La froide logique du découpage administratif ne s’impose donc pas à la perception qu’ont les acteurs de leur engagement, ce qui inaugure une forme inédite de rapports mémoriels centre/périphérie. Le secteur VII se sent ainsi paradoxalement isérois mais oublié par Grenoble et en butte aux tentatives de captation lyonnaise. C’est à peu près le même type de relation ambiguës qui se mettent en place à propos du Vercors, dont on ne sait pas s’il est lyonnais, grenoblois et isérois, ou drômois, comme on le verra.

En outre, il faut reconnaître que nous sommes là dans le domaine, difficile d’approche et infiniment volatile, de la perception plus ou moins irrationnelle de la valeur et de la place qu’une population accorde à sa propre région au sein d’un complexe système de hiérarchie où se mêlent les concurrences géographique, administrative, culturelle, etc. C’est ce qui nous conduit à penser qu’au bout du compte, même si sur le plan objectif de la stricte comptabilité honorifique, Grenoble et l’Isère l’emportent (quatre décorations gaullistes de première importance), au niveau subjectif, les quelques mots prononcés par de Gaulle en septembre 1944 disqualifient les prétentions grenobloises, d’autant plus qu’elles s’étaient d’emblée fixées à haute altitude (la presse, la tonalité générale des discours prononcés après 1945 lors des cérémonies commémoratives, les entrevues que nous avons eues avec les responsables d’associations d’anciens résistants nous le prouvent) 522 .

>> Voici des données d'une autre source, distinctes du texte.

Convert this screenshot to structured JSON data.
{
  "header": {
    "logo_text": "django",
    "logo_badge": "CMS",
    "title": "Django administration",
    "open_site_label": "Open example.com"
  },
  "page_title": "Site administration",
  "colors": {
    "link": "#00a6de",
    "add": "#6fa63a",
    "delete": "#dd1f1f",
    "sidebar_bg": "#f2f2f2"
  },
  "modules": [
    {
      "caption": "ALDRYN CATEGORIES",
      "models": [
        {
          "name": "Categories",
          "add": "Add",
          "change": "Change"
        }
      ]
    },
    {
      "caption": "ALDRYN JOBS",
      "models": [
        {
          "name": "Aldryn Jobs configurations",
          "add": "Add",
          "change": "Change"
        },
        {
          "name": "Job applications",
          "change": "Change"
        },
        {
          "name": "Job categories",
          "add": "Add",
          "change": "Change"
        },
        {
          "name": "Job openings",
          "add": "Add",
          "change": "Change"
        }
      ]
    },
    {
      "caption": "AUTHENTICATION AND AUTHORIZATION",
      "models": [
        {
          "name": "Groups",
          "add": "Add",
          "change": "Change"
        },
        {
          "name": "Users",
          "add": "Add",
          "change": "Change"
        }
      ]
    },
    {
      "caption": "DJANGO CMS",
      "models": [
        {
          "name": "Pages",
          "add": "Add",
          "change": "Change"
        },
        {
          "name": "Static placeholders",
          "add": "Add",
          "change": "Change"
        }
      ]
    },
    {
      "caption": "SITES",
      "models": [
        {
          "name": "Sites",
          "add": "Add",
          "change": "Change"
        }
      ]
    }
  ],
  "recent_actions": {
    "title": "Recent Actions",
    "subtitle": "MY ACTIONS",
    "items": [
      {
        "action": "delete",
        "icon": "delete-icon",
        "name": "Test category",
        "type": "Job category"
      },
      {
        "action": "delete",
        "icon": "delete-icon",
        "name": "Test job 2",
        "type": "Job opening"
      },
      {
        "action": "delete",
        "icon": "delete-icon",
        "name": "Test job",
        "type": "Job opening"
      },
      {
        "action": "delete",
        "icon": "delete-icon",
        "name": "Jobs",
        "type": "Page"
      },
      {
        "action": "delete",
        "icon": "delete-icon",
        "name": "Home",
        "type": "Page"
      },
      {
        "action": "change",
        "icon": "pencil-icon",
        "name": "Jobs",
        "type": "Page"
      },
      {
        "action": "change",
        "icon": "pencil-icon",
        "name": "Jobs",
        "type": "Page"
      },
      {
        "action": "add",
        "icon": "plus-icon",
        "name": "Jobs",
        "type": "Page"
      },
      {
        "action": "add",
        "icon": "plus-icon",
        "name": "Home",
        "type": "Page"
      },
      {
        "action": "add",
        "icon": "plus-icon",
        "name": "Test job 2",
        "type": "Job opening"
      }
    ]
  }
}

Grenoble a perdu cette première bataille de mémoire.

Notes
515.

Grenoble avait fait la sourde oreille quand déjà, lors de sa visite dans la Capitale des Gaules, mi-septembre 1944, c’est-à-dire près de deux mois avant de se rendre à Grenoble, Charles de Gaulle avait montré une nette préférence pour Lyon. Une des photographies qui composent l’opuscule intitulé Le Général de Gaulle à Lyon (slnd, achevé d’imprimer le 14 septembre 1944, il est consultable au musée de la Résistance et de la Déportation de l’Isère; est-ce un supplément du Progrès, rien ne l’atteste) était ainsi légendée : « Avant de repartir, le général de Gaulle cite à l’ordre de l’armée plusieurs des meilleurs maquisards de l’Isère qui ont eu l’honneur d’entrer les premiers à Lyon [...] » (souligné par nous). Voir, sur cette inégale concurrence mémorielle, en annexe n° VI, le discours du général de Gaulle.

516.

Discours officiels retranscrits par toute la presse le 23 août 1946 ; souligné par nous.

517.

A noter la position encore une fois marginale du Travailleur Alpin qui semble pris à contre-pied, titrant : « 4 juillet 1944. Les F.T.P.F. attaquaient l’ennemi près d’Uriage . Coût : Boches et Miliciens, 28 morts, 22 blessés » (même s’il essaye encore dans les pages intérieures de ce même numéro, de perpétuer le mythe de Grenoble Capitale de la Résistance).

518.

Ce que d’ailleurs, dès 1943, les Français de Londres avaient dit sur l’antenne de la BBC.

519.

Qui ne semble pas avoir relancé une polémique de toute façon circonscrite à quelques initiés.

520.

Monsieur Vital Chomel, Directeur honoraire des Archives Départementales, membre du Conseil scientifique du musée de la Résistance et de la Déportation de l’Isère. Première entrevue le 22 mai 1991 suivie de nombreuses autres depuis.

521.

Georges Ivanoff, Président des Anciens du Secteur VII, membre du Conseil scientifique du musée de la Résistance et de la Déportation ; réponse manuscrite du 29 avril 1991 et nombreux entretiens téléphoniques par la suite.

522.

Laurent Douzou nous disait au contraire qu’à son avis, le poids des distinctions gaullistes permet à Grenoble de l’emporter sur Lyon. Entrevue du 31 mars 1999.